After putting nearly all of its eggs in one virtual basket, Meta is now looking for ways to make the metaverse a place that people actually want to visit, starting with giving users a surprisingly easy way to digitize themselves as a virtual reality avatar using just the hardware in their smartphone.
Digital stunt doubles are more popular than ever in Hollywood, but as more than just a safer way to make the action on screen more exciting. Recreating many of Marvel’s comic book costumes in the movies can often only be achieved through digital doubles (assuming you don’t want to pay unions). Creating such doubles, right now, requires large teams of talented visual effects artists and specialized equipment, all of which come together to digitize an actor’s performance.

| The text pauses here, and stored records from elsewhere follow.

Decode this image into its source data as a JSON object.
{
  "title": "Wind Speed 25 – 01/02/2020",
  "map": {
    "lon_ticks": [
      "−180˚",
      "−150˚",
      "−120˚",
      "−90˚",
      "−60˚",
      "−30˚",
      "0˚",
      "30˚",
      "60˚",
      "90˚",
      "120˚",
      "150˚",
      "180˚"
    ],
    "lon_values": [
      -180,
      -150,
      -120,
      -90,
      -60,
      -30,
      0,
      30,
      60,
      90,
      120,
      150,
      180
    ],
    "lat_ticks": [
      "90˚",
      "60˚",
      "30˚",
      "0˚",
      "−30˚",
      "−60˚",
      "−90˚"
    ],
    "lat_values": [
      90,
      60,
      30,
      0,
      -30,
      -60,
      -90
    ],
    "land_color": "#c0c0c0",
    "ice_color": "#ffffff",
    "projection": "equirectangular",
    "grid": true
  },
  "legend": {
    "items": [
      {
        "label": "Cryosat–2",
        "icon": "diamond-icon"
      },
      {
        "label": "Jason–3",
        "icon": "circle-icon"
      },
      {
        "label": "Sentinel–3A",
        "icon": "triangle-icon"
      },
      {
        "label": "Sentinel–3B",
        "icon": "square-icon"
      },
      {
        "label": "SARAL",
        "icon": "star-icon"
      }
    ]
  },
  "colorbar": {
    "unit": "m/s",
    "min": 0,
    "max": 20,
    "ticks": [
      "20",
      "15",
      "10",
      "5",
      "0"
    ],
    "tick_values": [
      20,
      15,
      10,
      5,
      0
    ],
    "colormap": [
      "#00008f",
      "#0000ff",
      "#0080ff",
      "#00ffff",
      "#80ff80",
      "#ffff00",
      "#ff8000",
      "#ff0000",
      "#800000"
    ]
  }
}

That includes giant sound stages covered in tracking cameras, with actors having to wear special suits and makeup so their facial features can be accurately captured and reproduced. It’s expensive and complicated, which is why most online avatars look like cartoonish caricatures that barely resemble the person they’re representing. That, or you can commission an expensive vtuber rig, but even then you won’t look like a real human being.
If users are really going to start spending more time in the metaverse, it has to be more engaging, and one way to make virtual experiences with friends more enjoyable is for them to actually look like your friends. But no one wants to spend hours trying to recreate themselves in an elaborate avatar customizer, nor does Meta want to invite its billions of users to a VFX studio to get digitized. The better approach is to leverage the technology everyone already has access to, and for most Facebook users, that’s a smartphone.
In a paper that will be presented at the Siggraph 2022 conference in Vancouver, British Columbia in August, a team of researchers from Meta’s Reality Labs detail a new approach to digitizing a human’s appearance and then generating a fully 3D model capable of expressing a wide range of emotions: something the company has been working on for years. In 2019, Facebook researchers used a giant rig called Mugsy, featuring 171 high-res cameras inside a giant sphere, to capture the necessary imagery to generate these 3D avatars. It recorded 180 GB of data every second, and required the person being digitized to sit in the center of the camera sphere for about an hour while reading scripts and making weird faces. It produced great results, but was simply not a practical way to digitize the masses.
Three years later, the Mugsy rig can be replaced with a recent generation smartphone’s front-facing selfie camera. Instead of spending an hour in a chair surrounded by hundreds of cameras, users simply have to pan their smartphone across their face, from side-to-side, and then recreate a series of 65 specific facial expressions. The researchers say the process now takes about three-and-a-half minutes, and using a neural network that was previously trained on the 3D facial data captured from 255 diverse subjects inside a camera rig similar to Mugsy, the new approach can generate surprisingly lifelike 3D avatar models.
The process still isn’t instant. Once the face scans and various expressions have been performed and captured, a computer with serious number-crunching capabilities still needs about six hours to render the results. But this is once again where the cloud shows its usefulness, as individual users won’t require a high-end PC at home—all the rendering can be done somewhere else. The process also won’t work if someone is wearing glasses, and it does a bad job at recreating long hair. It also only works on heads, so while the 3D avatars created might look realistic enough to finally escape the uncanny valley, only interacting with your friends and family’s disembodied heads is still going to bring with it some level of creepyness.